His nephew, Asen Tatarchev, was also an IMRO activist in the interwar period. In 1946, he was sentenced to death, later commuted to life imprisonment, by the Yugoslav authorities for collaborating with the Bulgarian occupational authorities during World War II.

Tatarchev's grand nephew, Ivan Tatarchev, became Bulgaria’s prosecutor general after the fall of communism and was elected honorary chairman of the IMRO – Bulgarian National Movement in the 1990s.

Tatarchev married Sophia Logothetis, a daughter of the Greek consul in Bitola.

==Legacy==
In North Macedonia, he is seen as an ethnic Macedonian revolutionary.
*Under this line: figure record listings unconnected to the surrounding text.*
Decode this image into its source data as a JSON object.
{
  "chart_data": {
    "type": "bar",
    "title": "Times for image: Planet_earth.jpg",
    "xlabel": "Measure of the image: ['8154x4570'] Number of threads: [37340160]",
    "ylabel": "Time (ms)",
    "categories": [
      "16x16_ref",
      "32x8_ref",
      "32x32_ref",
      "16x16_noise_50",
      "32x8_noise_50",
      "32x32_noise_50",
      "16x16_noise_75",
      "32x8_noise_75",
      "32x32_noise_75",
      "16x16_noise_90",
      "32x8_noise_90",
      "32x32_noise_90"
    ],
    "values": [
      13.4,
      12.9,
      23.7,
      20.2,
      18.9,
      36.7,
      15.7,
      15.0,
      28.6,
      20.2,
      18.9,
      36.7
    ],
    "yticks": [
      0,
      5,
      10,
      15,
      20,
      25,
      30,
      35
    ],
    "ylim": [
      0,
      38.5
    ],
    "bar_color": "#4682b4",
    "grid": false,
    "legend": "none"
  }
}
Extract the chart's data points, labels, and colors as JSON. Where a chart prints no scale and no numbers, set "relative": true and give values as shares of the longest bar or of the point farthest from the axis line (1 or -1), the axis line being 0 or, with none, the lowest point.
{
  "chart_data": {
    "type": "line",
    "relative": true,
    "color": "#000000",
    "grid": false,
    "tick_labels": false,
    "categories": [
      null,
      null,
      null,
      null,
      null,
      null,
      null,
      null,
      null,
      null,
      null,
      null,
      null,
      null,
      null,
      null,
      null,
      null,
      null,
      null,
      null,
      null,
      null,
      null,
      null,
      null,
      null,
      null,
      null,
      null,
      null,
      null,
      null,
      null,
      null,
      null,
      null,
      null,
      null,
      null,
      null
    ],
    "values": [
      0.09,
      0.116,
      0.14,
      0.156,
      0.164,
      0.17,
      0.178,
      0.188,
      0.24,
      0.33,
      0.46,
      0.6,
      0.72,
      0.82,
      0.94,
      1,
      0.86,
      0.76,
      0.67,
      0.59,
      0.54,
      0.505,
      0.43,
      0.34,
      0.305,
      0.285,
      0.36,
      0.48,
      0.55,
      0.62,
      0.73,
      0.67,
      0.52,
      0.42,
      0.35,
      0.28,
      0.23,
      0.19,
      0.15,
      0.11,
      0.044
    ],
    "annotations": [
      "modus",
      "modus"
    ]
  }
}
In December 2009, his remains were brought from Turin to Bulgaria by VMRO-BND, a political party claiming descent from IMRO. Tatarchev's reburial took place in Central Sofia Cemetery, on 23 October 2010, 117 years since the founding of IMRO. In 2004, his birthplace collapsed due to old age and neglect, but it was rebuilt as a memorial house with the initiative of the VMRO-DPMNE government led by Nikola Gruevski, opening on 4 April 2016.

Tatarchev Nunatak on Oscar II Coast in Graham Land, Antarctica, is named after him.